Page:Dictionary of National Biography volume 41.djvu/296
astronomical calculations with this appropriate verse in the title-page—
Parvum parva decent, sed inest sua gratia parvis
(Calamy and Palmer, ii. 280). While in America he married Ruth, daughter of a well-known nonconformist minister, William Ames. Oakes returned to England during the time of the Commonwealth, and obtained the living of Titchfield. Thence he was ejected in 1662. His wife died in 1669. Two years later a deputation sent over to England to find a minister for the vacant church of Cambridge in Massachusetts chose Oakes. He commenced his pastoral labours in November 1671, and soon after he became one of the governors of Harvard College. That body was in difficulties owing to the general dissatisfaction of the students with their president, Leonard Hoar [q. v.] The like feeling was in some measure shared and countenanced by certain of the governors, among them Oakes. He and other of his colleagues resigned, and, in spite of the entreaties of the general court of overseers, would not withdraw their resignation till Hoar himself vacated the presidency on 15 March 1675. The vacancy thus created was filled by the appointment of Oakes. He, however, would only accept it provisionally; but after discharging the duties of the office for four years, he in 1679 consented to accept the full appointment in form, and held it till his death on 25 July 1681. Calamy states that Oakes was noted for ‘the uncommon sweetness of his temper,’ and in New England he was greatly beloved by his congregation and popular with all who came in contact with him.

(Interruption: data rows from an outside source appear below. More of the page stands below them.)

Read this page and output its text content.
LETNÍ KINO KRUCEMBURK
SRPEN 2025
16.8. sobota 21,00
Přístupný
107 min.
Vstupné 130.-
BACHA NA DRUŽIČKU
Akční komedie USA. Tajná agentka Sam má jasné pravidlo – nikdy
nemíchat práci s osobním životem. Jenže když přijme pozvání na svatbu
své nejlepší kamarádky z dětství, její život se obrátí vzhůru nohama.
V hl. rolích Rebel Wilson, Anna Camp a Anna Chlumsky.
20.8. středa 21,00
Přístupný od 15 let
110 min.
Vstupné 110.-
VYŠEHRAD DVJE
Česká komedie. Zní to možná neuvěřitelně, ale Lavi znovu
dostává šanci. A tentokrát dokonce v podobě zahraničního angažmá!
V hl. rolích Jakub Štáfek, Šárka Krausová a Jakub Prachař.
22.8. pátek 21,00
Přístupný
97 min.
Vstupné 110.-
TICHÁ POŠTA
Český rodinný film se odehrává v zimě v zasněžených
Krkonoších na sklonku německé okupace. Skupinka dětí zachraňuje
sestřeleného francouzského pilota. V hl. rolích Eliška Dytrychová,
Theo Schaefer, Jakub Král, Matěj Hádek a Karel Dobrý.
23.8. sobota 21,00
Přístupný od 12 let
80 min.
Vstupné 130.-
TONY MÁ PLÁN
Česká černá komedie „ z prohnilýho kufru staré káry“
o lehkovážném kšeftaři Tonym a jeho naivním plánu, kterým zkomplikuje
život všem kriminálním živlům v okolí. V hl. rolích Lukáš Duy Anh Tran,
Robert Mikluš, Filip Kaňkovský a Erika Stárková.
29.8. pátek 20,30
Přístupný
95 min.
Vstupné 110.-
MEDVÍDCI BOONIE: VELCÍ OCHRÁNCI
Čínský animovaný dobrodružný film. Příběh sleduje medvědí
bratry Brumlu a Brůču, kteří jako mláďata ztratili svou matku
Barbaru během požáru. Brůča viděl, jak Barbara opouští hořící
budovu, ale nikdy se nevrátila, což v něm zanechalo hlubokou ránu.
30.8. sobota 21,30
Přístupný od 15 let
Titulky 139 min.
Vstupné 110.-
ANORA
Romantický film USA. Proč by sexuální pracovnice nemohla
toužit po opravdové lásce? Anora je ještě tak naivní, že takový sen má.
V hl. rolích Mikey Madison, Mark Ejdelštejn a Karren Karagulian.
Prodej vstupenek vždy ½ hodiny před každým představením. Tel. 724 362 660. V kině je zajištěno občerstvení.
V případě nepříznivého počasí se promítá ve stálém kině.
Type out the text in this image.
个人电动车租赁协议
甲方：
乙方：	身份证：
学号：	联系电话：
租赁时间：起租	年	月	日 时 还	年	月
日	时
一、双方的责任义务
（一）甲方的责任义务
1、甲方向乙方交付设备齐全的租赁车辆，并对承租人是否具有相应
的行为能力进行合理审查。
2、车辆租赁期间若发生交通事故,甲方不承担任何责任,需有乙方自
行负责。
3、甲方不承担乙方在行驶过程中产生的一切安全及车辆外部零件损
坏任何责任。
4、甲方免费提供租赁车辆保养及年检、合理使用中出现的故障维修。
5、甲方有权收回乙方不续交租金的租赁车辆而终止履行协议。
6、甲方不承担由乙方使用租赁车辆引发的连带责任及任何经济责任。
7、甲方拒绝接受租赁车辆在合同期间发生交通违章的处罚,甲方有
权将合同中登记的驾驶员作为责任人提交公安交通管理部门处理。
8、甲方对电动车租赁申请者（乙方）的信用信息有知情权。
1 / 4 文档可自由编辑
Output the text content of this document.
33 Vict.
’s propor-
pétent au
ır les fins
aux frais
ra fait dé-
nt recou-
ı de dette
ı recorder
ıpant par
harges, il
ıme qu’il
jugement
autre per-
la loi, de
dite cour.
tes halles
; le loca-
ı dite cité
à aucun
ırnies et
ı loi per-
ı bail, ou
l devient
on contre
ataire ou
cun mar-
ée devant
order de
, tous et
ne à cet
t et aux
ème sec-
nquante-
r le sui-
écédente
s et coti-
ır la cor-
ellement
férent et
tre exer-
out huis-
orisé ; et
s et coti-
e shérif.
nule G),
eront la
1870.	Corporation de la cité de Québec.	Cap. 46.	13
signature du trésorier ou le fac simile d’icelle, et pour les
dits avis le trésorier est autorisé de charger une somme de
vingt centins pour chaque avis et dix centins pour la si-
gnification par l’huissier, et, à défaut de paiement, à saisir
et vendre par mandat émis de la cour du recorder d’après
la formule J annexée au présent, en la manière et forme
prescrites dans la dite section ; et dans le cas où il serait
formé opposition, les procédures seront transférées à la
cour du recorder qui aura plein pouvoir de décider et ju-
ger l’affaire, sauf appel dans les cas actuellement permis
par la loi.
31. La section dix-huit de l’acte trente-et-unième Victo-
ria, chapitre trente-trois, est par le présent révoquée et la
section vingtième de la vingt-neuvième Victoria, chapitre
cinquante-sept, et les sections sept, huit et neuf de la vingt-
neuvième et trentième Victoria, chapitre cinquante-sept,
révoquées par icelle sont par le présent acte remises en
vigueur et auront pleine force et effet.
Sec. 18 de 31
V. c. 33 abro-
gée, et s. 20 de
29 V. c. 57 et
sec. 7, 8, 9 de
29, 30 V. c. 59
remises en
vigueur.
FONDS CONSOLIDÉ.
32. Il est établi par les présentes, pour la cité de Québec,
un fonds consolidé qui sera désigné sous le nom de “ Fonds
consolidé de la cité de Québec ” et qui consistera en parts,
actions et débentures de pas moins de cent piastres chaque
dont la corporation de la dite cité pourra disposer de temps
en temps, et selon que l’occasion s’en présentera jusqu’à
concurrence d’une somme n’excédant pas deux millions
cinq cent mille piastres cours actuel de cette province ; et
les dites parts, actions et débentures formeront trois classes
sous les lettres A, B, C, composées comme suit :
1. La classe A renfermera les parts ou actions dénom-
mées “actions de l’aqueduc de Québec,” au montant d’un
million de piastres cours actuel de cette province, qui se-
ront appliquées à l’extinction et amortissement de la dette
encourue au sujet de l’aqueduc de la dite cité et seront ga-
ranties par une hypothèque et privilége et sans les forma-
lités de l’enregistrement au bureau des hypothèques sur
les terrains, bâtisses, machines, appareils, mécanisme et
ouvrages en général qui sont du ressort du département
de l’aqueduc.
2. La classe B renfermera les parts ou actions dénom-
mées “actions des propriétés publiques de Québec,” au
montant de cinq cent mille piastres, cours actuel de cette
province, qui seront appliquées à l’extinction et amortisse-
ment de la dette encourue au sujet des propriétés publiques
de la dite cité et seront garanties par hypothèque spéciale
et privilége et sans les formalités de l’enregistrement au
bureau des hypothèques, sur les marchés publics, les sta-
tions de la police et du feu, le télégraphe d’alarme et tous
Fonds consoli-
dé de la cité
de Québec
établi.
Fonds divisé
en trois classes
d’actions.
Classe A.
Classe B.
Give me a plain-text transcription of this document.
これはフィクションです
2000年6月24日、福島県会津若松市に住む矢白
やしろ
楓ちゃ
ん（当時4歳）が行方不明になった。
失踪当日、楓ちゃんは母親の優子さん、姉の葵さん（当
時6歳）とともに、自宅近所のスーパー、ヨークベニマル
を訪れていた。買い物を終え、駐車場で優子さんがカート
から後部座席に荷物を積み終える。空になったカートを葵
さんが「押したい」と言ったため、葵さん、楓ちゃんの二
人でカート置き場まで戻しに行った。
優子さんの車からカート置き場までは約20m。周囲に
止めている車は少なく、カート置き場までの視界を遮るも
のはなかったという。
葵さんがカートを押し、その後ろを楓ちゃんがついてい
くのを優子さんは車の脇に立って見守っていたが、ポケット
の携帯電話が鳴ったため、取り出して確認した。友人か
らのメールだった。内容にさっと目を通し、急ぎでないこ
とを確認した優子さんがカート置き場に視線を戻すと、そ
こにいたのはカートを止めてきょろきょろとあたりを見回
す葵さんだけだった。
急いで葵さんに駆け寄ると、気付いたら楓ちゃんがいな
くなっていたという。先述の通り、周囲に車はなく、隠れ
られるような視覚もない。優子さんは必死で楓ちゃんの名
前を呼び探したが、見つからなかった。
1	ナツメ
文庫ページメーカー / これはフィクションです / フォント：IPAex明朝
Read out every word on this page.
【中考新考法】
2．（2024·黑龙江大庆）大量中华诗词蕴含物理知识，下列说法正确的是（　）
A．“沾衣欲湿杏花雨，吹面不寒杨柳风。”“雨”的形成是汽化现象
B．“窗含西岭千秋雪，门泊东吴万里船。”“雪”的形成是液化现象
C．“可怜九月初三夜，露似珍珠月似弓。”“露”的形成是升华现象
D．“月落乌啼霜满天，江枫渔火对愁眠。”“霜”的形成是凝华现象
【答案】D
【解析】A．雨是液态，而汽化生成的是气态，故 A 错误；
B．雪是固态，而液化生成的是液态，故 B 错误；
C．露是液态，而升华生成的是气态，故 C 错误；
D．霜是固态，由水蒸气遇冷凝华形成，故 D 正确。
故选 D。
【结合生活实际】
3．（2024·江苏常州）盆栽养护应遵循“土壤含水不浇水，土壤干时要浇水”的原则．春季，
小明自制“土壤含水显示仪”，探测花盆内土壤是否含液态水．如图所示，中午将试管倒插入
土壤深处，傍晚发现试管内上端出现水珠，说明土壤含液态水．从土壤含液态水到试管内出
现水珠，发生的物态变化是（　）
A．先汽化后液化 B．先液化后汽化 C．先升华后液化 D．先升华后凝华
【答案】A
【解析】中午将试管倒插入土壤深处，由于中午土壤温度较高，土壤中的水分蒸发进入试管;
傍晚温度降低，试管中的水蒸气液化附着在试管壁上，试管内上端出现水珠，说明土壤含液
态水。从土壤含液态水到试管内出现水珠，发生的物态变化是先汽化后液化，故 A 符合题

His extant writings are three sermons—two preached at the annual election of the artillery company in 1672 and 1676, and the third at the election of representatives in 1673—and a monody in English verse (Cambridge, 1677) on the death of Thomas Shepard, minister of the church in Charlestown. Mr. Tyler describes Oakes's one surviving effort in poetry as ‘not without some mechanical defects; blurred also by some patches of the prevailing theological jargon, yet upon the whole affluent, stately, pathetic; beautiful and strong with the strength of true imaginative vision.’ The praise may be somewhat exaggerated. The stateliness becomes at times cumbrous; the pathos is marred by straining after antithesis. Yet, on the whole, Oakes's power, dignity, and directness raise him far above the contemporary verse-writers of New England.
Oakes stands out far more conspicuously above his contemporaries by the merits of his prose. In substance his sermons wholly break through the formalities of Calvinism; they are intensely human, alike in their treatment of moral problems and their application of scriptural precedents. The preacher is throughout a vigorous moralist, full of public spirit. The style is epigrammatic, yet free from conceits or forced antithesis, and capable of rising into real dignity and eloquence. The purity and elegance of his Latin are proved by a specimen preserved in Cotton's ‘Magnalia.’ Urian's brother
Thomas Oakes (1644–1719), speaker of the Massachusetts House of Representatives, born in Cambridge, Massachusetts, on 18 June 1644, was graduated at Harvard in 1662, subsequently studied medicine in London, and obtained some eminence as a physician. He was elected a representative after the revolution and the expulsion of Sir Edmund Andros in 1689, and was chosen speaker. In the following year he was chosen assistant. In that year he went to England with Elisha Cooke to represent the interests of the colonists in the matter of a new charter. He was again chosen speaker to the House of Representatives in 1705. He died at Easthaven in Massachusetts on 15 July 1719, leaving two sons (Hutchinson, History of Massachusetts).[Savage's Genealogical Dict. of New England; Cotton Mather's Magnalia; Tyler's History of American Literature; Holmes's History of Cambridge; Peirce's Hist. of Harvard University. pp. 44–6; Appleton's Cyclop. of American Biogr. iv. 548; Hutchinson's History of Massachusetts.]
OAKLEY, EDWARD (fl. 1732), architect, was probably a native of Carmarthenshire. He stated in 1730 that he had been a government civil servant abroad, where he had ‘long contemplated a famous republic’ (Mag. Architect. pt. ii. Pref.) Before 1725 he was residing in the town of Carmarthen, where he held the position of provincial senior grand warden of the freemasons' lodge. In 1725 he was one of the wardens of a lodge meeting at the Three Compasses (or Carpenters' Arms) in Silver Street, Golden Square, London, and there on 31 Dec. 1728, as master of the lodge, he delivered a speech, principally concerned with architecture. At the time he was described as an architect. In 1730 he was residing ‘over against Tom's Coffee House, in St. Martin's Lane.’ In 1732 he designed the greenhouses and hothouses for the Botanic Garden at Chelsea; the first stone was laid by Sir Hans Sloane on 12 Aug. 1732, and they were completed in 1734. Elevations, plans, and sections, drawn by Oakley, and engraved by B. Cole, are in the King's Library, British Museum.